Field-by-Field Mapping

WebArena Field WebArena-Verified Field Rationale
start_url (string) start_urls (array) Support multiple starting URLs for complex tasks
eval (object) eval (array of objects) Simplify and flatten evaluator structure for extensibility
eval.eval_types eval[].evaluator More explicit evaluator identification
eval.reference_answers eval[].expected Structured expected values per evaluator type
eval.reference_url NetworkEventEvaluator Replaced string matching with network trace validation
eval.program_html NetworkEventEvaluator Network traces now cover backend checks
require_login (removed) Runtime configuration, not task data
storage_state (removed) Runtime configuration (local file path)
geolocation (removed) Always null in dataset; removed as redundant
require_reset (removed) Always false in dataset; removed as redundant
- format_specification New: Specifies output format requirements
- start_url_context New: Provides context about starting page
- revision New: Integer revision number for task changes (minimum 1)

Evaluation System Migration

The evaluation system was restructured to use typed evaluators instead of string-based types:

WebArena Evaluation Types → WebArena-Verified Evaluators

WebArena eval_types WebArena-Verified Evaluator(s) Purpose
string_match AgentResponseEvaluator (action=retrieve) Validates agent's returned response format, action type, and result values
program_html (persisted changes) NetworkEventEvaluator Validates backend-side mutations via network traces
program_html (not persisted changes) NetworkEventEvaluator Network requests capture transient UI interactions
url_match NetworkEventEvaluator + AgentResponseEvaluator (action=navigate) Validates navigation to correct URL using network traces

Expected Agent Response Changes

WebArena-Verified introduces a structured agent response format, replacing the plain string format used in WebArena.

WebArena Agent Response

Agents returned a plain string containing the answer:

Quest Lumaflex™ Band

WebArena-Verified Agent Response

Agents return a structured JSON object with explicit action type, status, and results:

{
  "action": "retrieve",
  "status": "SUCCESS",
  "results": ["Quest Lumaflex™ Band"]
}

Benefits

  • Reduced false negatives: Eliminates evaluation failures due to string parsing ambiguities.
  • Explicit status indication: Agents clearly report whether they succeeded or encountered errors.
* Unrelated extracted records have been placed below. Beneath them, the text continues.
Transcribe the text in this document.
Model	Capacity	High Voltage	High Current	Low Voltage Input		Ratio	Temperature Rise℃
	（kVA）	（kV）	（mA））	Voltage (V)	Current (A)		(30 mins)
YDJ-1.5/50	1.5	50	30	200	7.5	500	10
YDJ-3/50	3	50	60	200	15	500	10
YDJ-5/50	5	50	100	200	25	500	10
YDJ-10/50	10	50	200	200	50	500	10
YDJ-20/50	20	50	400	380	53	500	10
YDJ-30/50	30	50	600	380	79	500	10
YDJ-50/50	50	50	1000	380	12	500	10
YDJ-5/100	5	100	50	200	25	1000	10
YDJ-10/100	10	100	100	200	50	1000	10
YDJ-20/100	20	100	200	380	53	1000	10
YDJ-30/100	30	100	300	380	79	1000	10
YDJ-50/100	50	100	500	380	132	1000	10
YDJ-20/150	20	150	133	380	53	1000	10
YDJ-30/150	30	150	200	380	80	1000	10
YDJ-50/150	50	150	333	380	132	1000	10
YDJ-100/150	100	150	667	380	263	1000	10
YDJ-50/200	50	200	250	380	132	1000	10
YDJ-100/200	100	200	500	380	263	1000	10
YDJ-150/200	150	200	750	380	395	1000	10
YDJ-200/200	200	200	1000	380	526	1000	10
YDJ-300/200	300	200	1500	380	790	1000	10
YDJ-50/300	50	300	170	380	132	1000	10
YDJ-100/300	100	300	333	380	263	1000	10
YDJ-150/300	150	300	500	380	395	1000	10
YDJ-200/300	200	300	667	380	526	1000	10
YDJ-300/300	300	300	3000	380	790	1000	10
This is especially useful when an agent reaches the maximum number of iterations for navigation tasks but fails at the right page. Without explicit status, the evaluation would incorrectly pass.
  • Action type tracking: Clear indication of the performed action (retrieve, navigate, or mutate). This is especially beneficial to differentiate between navigate and retrieve tasks. For example, a task might expect the agent to navigate, but the agent thinks it needs to retrieve some value. The agent might fail at retrieving the value but still navigate to the right page. Without the action being explicit, the validation would incorrectly pass.

Result Format Specification

WebArena-Verified introduces the format_specification field to eliminate ambiguity in how agents should format their results.

Problem in WebArena

Without format specifications, agents had to interpret how to format results, leading to evaluation ambiguities. For example, Task ID 10 asks: "Tell me the full address of all US international airports that are within a driving distance of 60 km to Niagara Falls"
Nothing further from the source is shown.